Lanier makes a compelling argument that social media wasn't designed for evil, its need to attract and keep eyeballs has turned it into an addiction for many that has led to many serious issues for both the individual and society.
If you've ever questioned whether your time on Facebook or Twitter is good or bad, take the time to read Ten Arguments For Deleting Your Social Media Accounts Right Now. It may convince you to drop your smartphone and pick up another book.
In a very one-sided, short and somewhat repetitive book, Lanier lists key arguments for deleting social media accounts so that we are able to reset and relaunch; part of the arguments is based on a notion that (perhaps) unintended consequences from profit-maximizing algorithms have significantly violated user privacy and made social media into a force of no-good. This is, of course, a radical pendulum swing - previous authors focused on the ability of social media to amplify good - Clay Shirky - for example. Lanier has been consistent in his warnings right from his earlier work (You are not a gadget).
In this book, he outlines some intertwined arguments on deleting social media. The arguments are not novel and do not contribute any new viewpoint - loss of privacy, empathy, context, hyper personalization leading to echo chambers, ....etc - the entire gamut of complaints that others have discussed. Where the author adds value is in the use of good analogies and a framework (whose usage sometimes gets tedious in the book) that helps a reader put these arguments in good perspective. However, there is no nuance in any of the arguments and this binary approach is a lost opportunity. Though he provides some subtle differentiations (paragraphs on LinkedIn, and use of recommendation engines in Netflix), the narrative is very one-sided (as the title implies).

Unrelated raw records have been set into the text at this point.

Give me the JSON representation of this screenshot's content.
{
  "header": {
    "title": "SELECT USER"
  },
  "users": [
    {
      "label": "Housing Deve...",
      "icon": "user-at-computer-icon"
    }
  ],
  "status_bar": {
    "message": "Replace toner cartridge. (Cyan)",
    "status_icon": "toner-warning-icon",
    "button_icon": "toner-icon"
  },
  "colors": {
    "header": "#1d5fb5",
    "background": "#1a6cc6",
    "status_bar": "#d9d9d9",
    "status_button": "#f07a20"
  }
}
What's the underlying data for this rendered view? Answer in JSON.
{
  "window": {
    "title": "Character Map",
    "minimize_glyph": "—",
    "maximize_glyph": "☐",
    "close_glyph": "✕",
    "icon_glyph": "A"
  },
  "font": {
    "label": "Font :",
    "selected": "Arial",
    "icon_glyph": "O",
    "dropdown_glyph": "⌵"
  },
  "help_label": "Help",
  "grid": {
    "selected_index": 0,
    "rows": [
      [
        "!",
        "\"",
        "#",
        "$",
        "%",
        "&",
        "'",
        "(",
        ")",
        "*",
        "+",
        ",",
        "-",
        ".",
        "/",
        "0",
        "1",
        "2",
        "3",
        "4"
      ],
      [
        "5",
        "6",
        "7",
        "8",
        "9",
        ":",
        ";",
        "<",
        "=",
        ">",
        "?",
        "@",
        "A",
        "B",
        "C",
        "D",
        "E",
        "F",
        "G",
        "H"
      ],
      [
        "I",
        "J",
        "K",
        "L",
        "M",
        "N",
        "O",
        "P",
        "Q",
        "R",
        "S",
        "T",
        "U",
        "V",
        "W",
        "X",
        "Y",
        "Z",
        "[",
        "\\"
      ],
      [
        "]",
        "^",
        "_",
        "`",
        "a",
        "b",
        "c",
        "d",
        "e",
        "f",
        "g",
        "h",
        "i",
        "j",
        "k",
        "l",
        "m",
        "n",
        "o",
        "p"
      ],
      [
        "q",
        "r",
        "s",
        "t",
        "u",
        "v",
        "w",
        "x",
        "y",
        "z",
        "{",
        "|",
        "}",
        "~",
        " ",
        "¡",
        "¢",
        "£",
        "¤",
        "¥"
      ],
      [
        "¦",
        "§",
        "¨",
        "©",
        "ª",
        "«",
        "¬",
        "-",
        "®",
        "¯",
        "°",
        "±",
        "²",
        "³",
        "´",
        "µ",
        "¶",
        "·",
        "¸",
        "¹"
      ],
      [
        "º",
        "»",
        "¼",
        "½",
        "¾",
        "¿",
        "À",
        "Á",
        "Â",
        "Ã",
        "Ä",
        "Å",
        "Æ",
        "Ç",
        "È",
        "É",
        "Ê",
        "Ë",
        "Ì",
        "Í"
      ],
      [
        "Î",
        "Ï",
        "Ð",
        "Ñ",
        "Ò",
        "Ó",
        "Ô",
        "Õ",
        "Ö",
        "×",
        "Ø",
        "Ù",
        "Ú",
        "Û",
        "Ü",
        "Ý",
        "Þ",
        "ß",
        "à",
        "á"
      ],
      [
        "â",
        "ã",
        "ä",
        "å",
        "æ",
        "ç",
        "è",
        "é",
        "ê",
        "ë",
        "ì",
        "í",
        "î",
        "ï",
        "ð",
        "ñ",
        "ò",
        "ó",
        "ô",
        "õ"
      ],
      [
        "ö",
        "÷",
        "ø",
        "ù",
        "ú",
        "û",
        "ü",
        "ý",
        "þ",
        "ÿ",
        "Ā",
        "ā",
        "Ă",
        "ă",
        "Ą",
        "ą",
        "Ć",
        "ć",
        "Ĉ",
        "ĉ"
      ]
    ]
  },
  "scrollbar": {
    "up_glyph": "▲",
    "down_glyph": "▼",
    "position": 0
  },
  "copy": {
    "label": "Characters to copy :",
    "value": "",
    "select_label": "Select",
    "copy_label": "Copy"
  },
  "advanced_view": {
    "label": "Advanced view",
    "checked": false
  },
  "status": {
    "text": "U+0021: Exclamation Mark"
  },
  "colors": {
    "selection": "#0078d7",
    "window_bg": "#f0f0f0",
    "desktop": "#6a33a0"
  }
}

Each of the arguments (some merely a few pages long) come with a generous set of citations - a mishmash of magazine/newspaper articles, academic literature, and researchers' blogs. Some of these citations are truly insightful. The brevity of the arguments (and the book in general) makes one wonder if this was better off as a series of blog posts that could've continuously expanded - Lanier himself provides a somewhat selfserving answer to that question, buried deep in a footnote (he doesnt want to get tangled up with reviewer's comments).
In the end, the author doesn't convince to delete the accounts, but generate a bit more attention to how the social media uses you just as much as you use their services; perhaps that was the intent of the book.
One of the things I want to point out to my students when we discuss this book is that it's written by someone in the Silicon Valley industry. This is an insider who has seen the development and growth of social tech, and is now able to see the unintentional end game. While it doesn't mean that we should listen to him without thinking for ourselves, it does lend some credibility to the facts he proffers up that most people are unaware of...use them when making your own decisions. Some of the author's arguments are better than others. He lost me when he went off on a long-winded tangent about the 2016 election. While that may be what spurred people to begin looking at social media differently, it was simply the end result of many years of abuse...and I don't think it warranted as many pages as it received. We'll be cutting that section much shorter in class.